I thought I had a handle on some of what defined Russian culture before my time abroad in St. Petersburg, yet a few weeks into my trip I realized I knew far more and far less than I’d guessed.
You can study the individual pieces that make up a culture at your home university- its language, history, religion or art. You might obtain a holistic understanding of, for example, the history of the Finnish people, and apply this knowledge to swaths of life in Finland. However, this familiarity can only be one piece of a larger puzzle.

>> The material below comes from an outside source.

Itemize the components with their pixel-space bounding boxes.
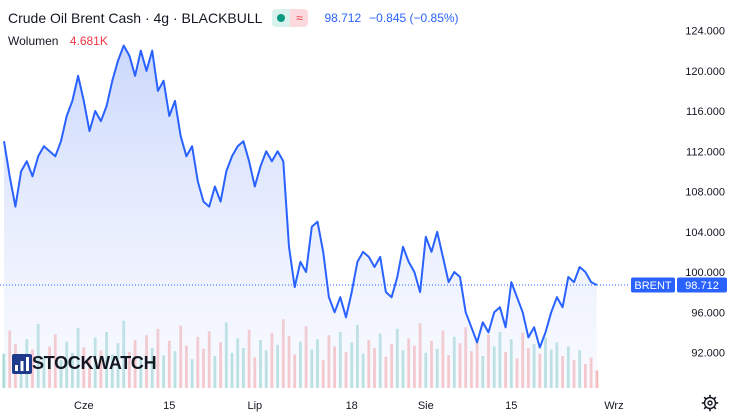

I had read all Russian literature that I could get my hands on for years, worked at unlocking the Russian language since high school, and held a fascination with all eras of Russian history since I can remember. Yet, now finally the experiencing and participating in Russian life for the first time, I’m astounded by just how much takes me by surprise. At first, and still at time, I’m taken aback by how familiar certain oddities are, simple… but largely, I’m amazed that for all the familiarity I find, the entire experience is absolutely and definitely “foreign.”
It’s when this familiarity and foreignness coalesce that the core of the experience that is studying abroad comes forth. Customs on public transportation, the small details of family relationships or perhaps the style and function of advertisements may be uncomfortable or unrecognizable at first, but slowly they piece themselves together with bits of information learned previously or picked up along the way until everything simply starts to makes sense.
A culture cannot easily be defined by one of its aspects, nor can its aspects be easily fit together in the abstract. Living and breathing a culture every day, being flooded by its language, eating its food, speaking to its people and seeing its world allows ties to naturally grow and your city or country to feel not just like a place, but its own cultural ecosystem, and for some, a home.
Only a week into my time abroad I realized how natural every new quirk seemed. They weren’t exotic, off-putting or unexpected, but seemed they’d only be strange if they weren’t there. The nature of morning tea with a home-stay family, the brevity or curtness of phone conversations or the sudden hard-and-fast friendships formed didn’t feel like anything new, but something that should have been there from the moment we touched down in Petersburg.